Du CUDA sur GPU à l'OpenCL sur FPGA

HPC
Written by Damien Dubuc, on 06 February 2018

We tried to put ourselves in the shoes of one of our clients who want to explore the possibilities of using FPGA despite coming from the GPU world.

So, we approached it as follows: we ported a GPU application whose calculation kernels are typically written in CUDA to an FPGA application whose kernels are written in OpenCL. The goal was to identify the difficulties encountered during development, quantify the effort and time required for the different phases, and, to a reasonable extent, focus on optimizations and achievable performance.

Bittware is a company specializing in FPGAs offering solutions based on Altera or Xilinx products. They provided us access to a remote machine with an Altera Stratix V FPGA card and also provided us with a license to use Altera's AOCL compilation and profiling tools. These tools are now packaged under the name Intel FPGA SDK for OpenCL following Intel's acquisition of Altera.

Transition from CUDA to OpenCL GPU

In both CUDA and OpenCL usage, two aspects need to be considered: the host side describes the CPU code and allows the GPU card to be controlled, while the device side explicitly describes the calculation code to be accelerated on the latter.

Although changes on the host side are somewhat heavy compared to CUDA and not very sexy at first glance, OpenCL's generality allows you to reuse most of them for all your future developments, regardless of the device.

Host side

Regarding the host-side code, OpenCL can be daunting due to its verbosity. Indeed, as it is intended for programming heterogeneous architectures in general, the programmer must go through a fairly elaborate ritual to identify the available devices, select the one they wish to use, point to the source code of the calculation kernel to compile, all using OpenCL-specific variables.

Behind this verbosity lies the generality of the language and perhaps a lack of development that could have made the interface more user-friendly. It is important to note that the C++ API is still lighter than the C API, which is the one we used above. It's just a matter of taking, with few exceptions, the setup from existing OpenCL examples, and you get something reusable, regardless of the device.

On the host side, there are many functions that have a CUDA equivalent, such as memory allocations and alignments on the device in global or constant memory, or the setting of work items and workgroups (respectively threads and blocks in CUDA terminology).
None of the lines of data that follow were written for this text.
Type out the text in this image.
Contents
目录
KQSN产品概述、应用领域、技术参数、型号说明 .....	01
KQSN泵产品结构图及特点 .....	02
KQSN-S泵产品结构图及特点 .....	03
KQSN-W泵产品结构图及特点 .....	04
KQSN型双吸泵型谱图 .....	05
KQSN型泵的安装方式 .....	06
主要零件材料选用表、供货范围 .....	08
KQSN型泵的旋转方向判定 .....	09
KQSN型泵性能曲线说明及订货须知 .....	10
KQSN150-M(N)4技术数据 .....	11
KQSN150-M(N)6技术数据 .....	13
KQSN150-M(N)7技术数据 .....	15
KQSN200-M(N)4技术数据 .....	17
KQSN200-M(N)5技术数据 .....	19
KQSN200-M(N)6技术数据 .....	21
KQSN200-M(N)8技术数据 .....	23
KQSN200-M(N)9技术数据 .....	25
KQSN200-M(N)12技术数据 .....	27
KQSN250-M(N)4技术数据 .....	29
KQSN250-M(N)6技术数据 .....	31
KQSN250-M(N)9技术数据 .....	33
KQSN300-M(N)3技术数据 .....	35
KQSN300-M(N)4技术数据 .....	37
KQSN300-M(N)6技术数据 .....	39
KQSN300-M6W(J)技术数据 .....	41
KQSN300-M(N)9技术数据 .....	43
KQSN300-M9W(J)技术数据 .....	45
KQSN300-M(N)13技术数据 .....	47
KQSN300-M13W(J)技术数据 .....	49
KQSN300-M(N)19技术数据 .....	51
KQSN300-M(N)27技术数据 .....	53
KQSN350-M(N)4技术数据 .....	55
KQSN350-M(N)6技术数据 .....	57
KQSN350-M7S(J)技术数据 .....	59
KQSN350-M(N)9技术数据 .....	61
The terminology changes slightly, but it remains transparent to anyone familiar with the GPU. However, some memory qualifiers are misleading; the following table gives the equivalence of some of the main keywords:

OpenCL Terminology CUDA Terminology
Workitem Thread
Workgroup Thread block
Compute unit SMP (streaming multi-processor)
Global / constant memory Global / constant memory
Local memory Shared memory
Private memory Local memory

A notable change concerns the setting and launching of the OpenCL kernel, written in a .cl file but not compiled separately, similar to .cu files in CUDA compiled by nvcc. The developer must indicate in the host code the desired .cl file name, as well as the name of the kernel to use inside. This kernel will not be compiled with the rest of the code because it is considered as a character string: any error in it only appears at runtime. Finally, the arguments of a kernel must be defined one by one using an instruction determining their value and position in the argument list.

Device side

However, on the device side, the transition from CUDA to OpenCL is very simple. The qualifiers designating the different types of memory (global, read-only, shared...) are transparently retrieved, and the functions allowing to retrieve the local or global position of a work item are even simpler than those proposed by CUDA. It is very quick to have an OpenCL equivalent of a CUDA kernel, assuming that it does not use advanced features specific to NVIDIA architecture or developments (dynamic parallelism, etc). Without previous experience and with the help of a summary sheet of language keywords, the effort can be quantified in minutes.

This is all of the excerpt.